At the end of last year, a global manufacturing company asked the Odoods team to handle a big project.
The company needed to convert its accounting division to Odoo. They didn’t want to run parallel with their old ERP, GDS, and they wanted to do a full switch on Jan. 1st.
This seemed like the first major hurdle; we received the request in the first part of December. Our team always asks to run parallel with a client’s current ERP for at least three months before pulling the trigger on a full switch.
We didn’t run parallel for this client, however, and there was no time for training. We had four Odoo developers working around the clock, including late nights and weekends, just to get the old data imported into Odoo. Then, they set up the configurations.
Meanwhile, we handled the training process by having our team work alongside the client’s accounting staff. Odoods would train the accountants as they performed daily tasks. For the first few weeks, the process was full of (sometimes frustrating) complications. However, we did experience one pleasant surprise: the new software brought in a positive culture shock. In fact, the users were so happy to give up the old, outdated interface of the GDS ERP that they jumped right in, marveling at Odoo’s features and actually enjoying the switch.
Why a Software Culture Shock Can Be a Good Thing
We always use the term “culture shock” to describe the negative pushback that occurs when a company adapts a new software solution. In many cases, users will try to fight the change, sometimes rebelling against the new system and insisting on what’s familiar. They want to go back to old, clunky, inefficient software, not because it’s better, but because they know how it works.
This was one of the few cases in which the users experienced a positive culture shock, so we were sure to keep notes. The users had never worked with an ERP that was this intuitive and user friendly, so they were ready for a change; however, we also think that the methods of introduction helped to encourage the positive atmosphere surrounding the introduction of the Odoo ERP.
Here are a few tips for creating this type of positive culture shock when introducing any new software to a company:
Run an Odoo Instance Setup
Handle this at the beginning of the project to ensure a smoother introduction.

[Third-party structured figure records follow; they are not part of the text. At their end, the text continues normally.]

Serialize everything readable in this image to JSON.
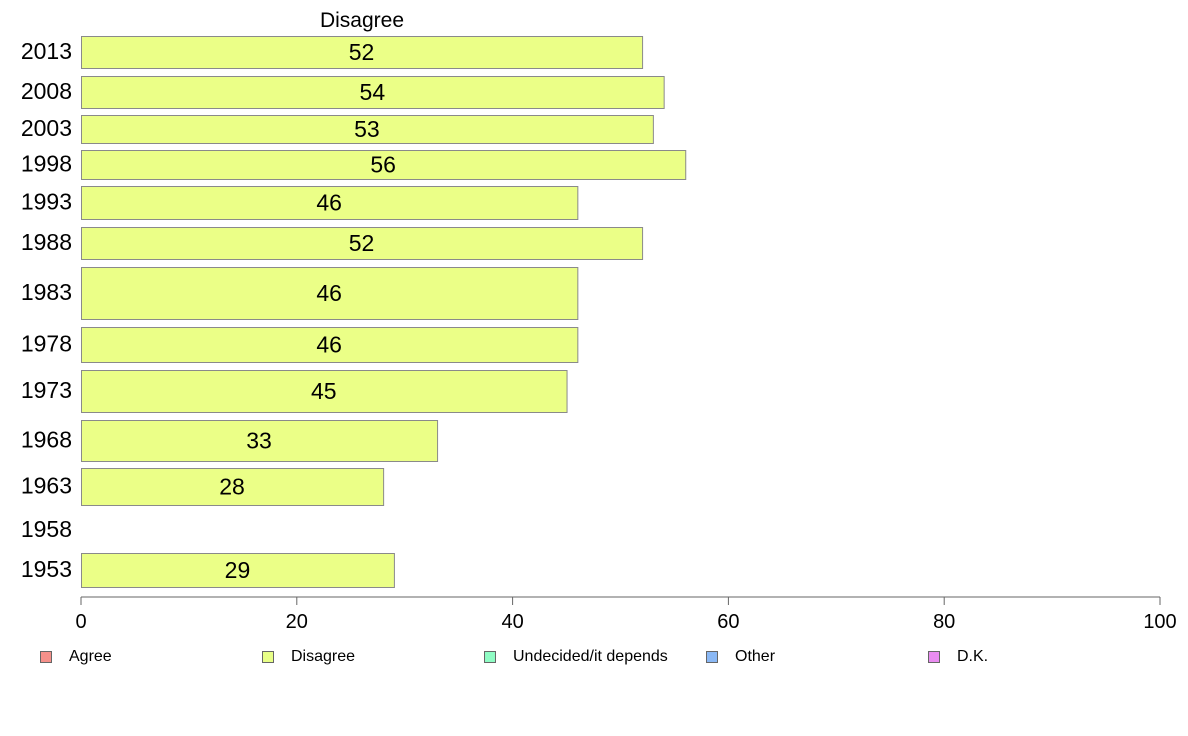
{
  "chart_data": {
    "type": "bar",
    "orientation": "horizontal",
    "title": "Disagree",
    "categories": [
      "2013",
      "2008",
      "2003",
      "1998",
      "1993",
      "1988",
      "1983",
      "1978",
      "1973",
      "1968",
      "1963",
      "1958",
      "1953"
    ],
    "series": [
      {
        "name": "Disagree",
        "values": [
          52,
          54,
          53,
          56,
          46,
          52,
          46,
          46,
          45,
          33,
          28,
          null,
          29
        ]
      }
    ],
    "data_labels": [
      "52",
      "54",
      "53",
      "56",
      "46",
      "52",
      "46",
      "46",
      "45",
      "33",
      "28",
      "",
      "29"
    ],
    "xlim": [
      0,
      100
    ],
    "x_ticks": [
      "0",
      "20",
      "40",
      "60",
      "80",
      "100"
    ],
    "grid": false,
    "legend_position": "bottom",
    "legend": [
      {
        "label": "Agree",
        "color": "#f5908a"
      },
      {
        "label": "Disagree",
        "color": "#e8ff87"
      },
      {
        "label": "Undecided/it depends",
        "color": "#8ffcc4"
      },
      {
        "label": "Other",
        "color": "#8ab8f5"
      },
      {
        "label": "D.K.",
        "color": "#e98cf0"
      }
    ],
    "colors": {
      "bar_fill": "#ebff87",
      "bar_stroke": "#8a8a8a",
      "axis": "#666666"
    }
  }
}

You should plan on individual demonstrations for every department. Your business’s various departments don’t have the same day-to-day responsibilities; neither does the client’s departments. Plan your demos accordingly.
Run Extensive Training
Again, plan on each department. Training should be extensive and should begin with basic instructions. Don’t assume that the users will understand the major similarities between Odoo and their previous ERP; compare and contrast frequently.
Run in Parallel
While our experience was a net positive, we wouldn’t recommend an identical approach. Unless you have a very good reason to do otherwise, run Odoo parallel to the old ERP for four or more months.

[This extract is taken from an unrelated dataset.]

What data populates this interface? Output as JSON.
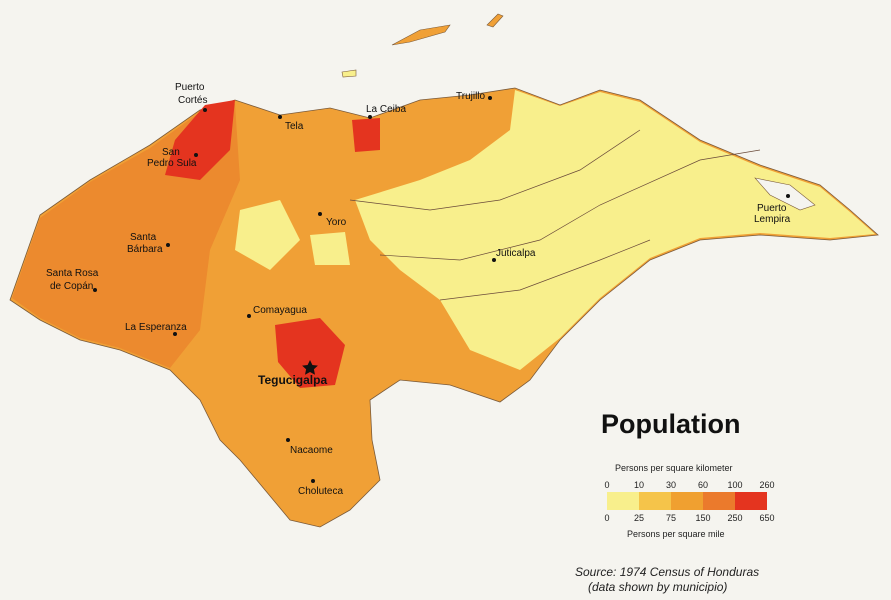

Some users will adapt to the software more quickly than others. If a user has trouble adapting, he or she might try to push back. You can make the process much easier by recognizing at the project outset that certain users will need more training — and by providing that training when necessary.
Be on Site
A qualified Odoo team should be on site with the client for the first week after the launch. This limits communication issues and helps to keep the culture shock positive.
During the first week, the user will be more relaxed if they can easily consult with an Odoo development team member. If you see signs of stress in any of your users, work with them directly. Stay positive and empathize. Software developers aren’t trained psychologists, but they don’t need to be; they simply need to keep a positive approach and show how the new ERP will make the users’ lives much easier.
Odoo is an impressive solution, and if you take the proper approach to introduce the user to the software suite’s features, you’ll ensure a smooth transition. As an Odoo partner, you will need to work closely with the users and stay on site when necessary. Remember, there will always be a culture shock, and your job is to keep it positive.